I learn the darnedest things in my job.
I’m currently proofing a college textbook on Biology. Fascinating stuff. Next comes a textbook on Mathematics. I don’t typically edit or proof textbooks; my line is more academic books…books published by professors on their expertise (diplomacy, literature, psychology, philosophy, religion, DIY Indonesia, music of the Fifties and Sixties, etc.).
Every book is filled with new facts and insights for me. That’s why I love my job. The biology book immediately grabbed my attention, with its discussion of Gregor Mendel’s work with genetic inheritance, and an indepth discussion of the workings of mitochondria. Another fun fact was about desert ants and how they navigate back to the nest after wandering for hours and many kilometers in the searing heat.
Experiments showed that the ants don’t use landmarks to navigate, but they do use the relative position of the sun. Plus, they count steps.
The pedometer hypothesis suggests that the ants always know how far they are from the nest because they track the number of steps they have taken and their stride length. The idea is that they can make a beeline back to the burrow because they integrate information on the angles they have travelled and the distance they have gone—based on step number and stride length. It doesn’t matter that they have wandered off on tangents on the trip away from home, because they can calculate a direct-line return.

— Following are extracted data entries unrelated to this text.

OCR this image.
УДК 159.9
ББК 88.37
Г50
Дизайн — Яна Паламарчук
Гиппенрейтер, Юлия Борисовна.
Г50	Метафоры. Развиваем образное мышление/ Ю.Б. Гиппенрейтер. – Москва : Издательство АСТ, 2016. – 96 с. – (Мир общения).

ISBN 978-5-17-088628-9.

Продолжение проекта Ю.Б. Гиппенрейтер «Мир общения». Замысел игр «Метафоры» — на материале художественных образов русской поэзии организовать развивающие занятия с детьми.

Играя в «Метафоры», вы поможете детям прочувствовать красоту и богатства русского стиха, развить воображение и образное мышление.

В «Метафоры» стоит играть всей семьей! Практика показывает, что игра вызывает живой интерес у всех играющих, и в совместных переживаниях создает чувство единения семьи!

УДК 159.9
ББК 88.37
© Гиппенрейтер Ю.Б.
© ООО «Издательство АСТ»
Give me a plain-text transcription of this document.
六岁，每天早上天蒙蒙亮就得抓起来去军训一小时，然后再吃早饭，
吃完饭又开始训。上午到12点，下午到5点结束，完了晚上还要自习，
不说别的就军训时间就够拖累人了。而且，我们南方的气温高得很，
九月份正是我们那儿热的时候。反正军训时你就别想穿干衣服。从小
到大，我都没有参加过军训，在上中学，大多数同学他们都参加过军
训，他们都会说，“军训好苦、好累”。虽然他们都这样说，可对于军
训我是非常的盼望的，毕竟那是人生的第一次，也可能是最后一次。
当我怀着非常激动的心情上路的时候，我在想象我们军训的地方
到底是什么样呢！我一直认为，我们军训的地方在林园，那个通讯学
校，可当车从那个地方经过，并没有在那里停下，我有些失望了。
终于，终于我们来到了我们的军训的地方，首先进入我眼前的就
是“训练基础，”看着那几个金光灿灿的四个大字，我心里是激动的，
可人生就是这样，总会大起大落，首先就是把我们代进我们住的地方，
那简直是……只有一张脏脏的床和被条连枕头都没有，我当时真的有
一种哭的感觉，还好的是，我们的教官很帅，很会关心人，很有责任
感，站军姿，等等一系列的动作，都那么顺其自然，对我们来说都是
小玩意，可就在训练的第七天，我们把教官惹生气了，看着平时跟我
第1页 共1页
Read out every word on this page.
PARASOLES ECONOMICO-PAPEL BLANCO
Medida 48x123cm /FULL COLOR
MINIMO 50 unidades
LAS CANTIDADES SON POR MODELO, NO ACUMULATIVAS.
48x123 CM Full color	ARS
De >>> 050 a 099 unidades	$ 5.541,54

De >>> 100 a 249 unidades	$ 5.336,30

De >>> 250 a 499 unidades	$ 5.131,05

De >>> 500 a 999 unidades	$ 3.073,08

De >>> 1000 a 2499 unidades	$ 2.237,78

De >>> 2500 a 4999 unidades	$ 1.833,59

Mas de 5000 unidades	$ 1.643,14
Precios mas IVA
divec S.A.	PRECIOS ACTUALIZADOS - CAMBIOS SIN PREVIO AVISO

To test this innate ability, scientists created three test cases: the legs of one group of ants were shortened by cutting off the lower segments; the legs of the control group were left as-is, and the legs of the last group were lengthened with the use of prosthetic “stilts.”
All of the ants were then released into a 10-meter-long channel and allowed to wander. When it came time to return to the burrow, the control group returned with no problem. But, the group whose legs had been shortened stopped short by about 5 meters before looking for the nest opening, and the group on stilt legs passed the opening by 5 meters. Over time, some were able to recalculate and find their way unerringly to the nest, while almost 50% never made the adjustment. Fascinating!
Okay, so now I place that information in my mental lockbox, and keep it safe for use in my writing at some point in the future. Which brings me to my point: even if you aren’t force-fed new knowledge as I am on a daily basis, as a writer you should make it your task to read outside of your knowledge base. Do the random Wiki reads, or pick up a book of facts and peruse its contents regularly. You never know what you’re going to find that will feed your imagination and give greater depth to your writing.
(For starters, if you’ve never read the short story “Leiningen Versus the Ants,” by Carl Stephenson start there.)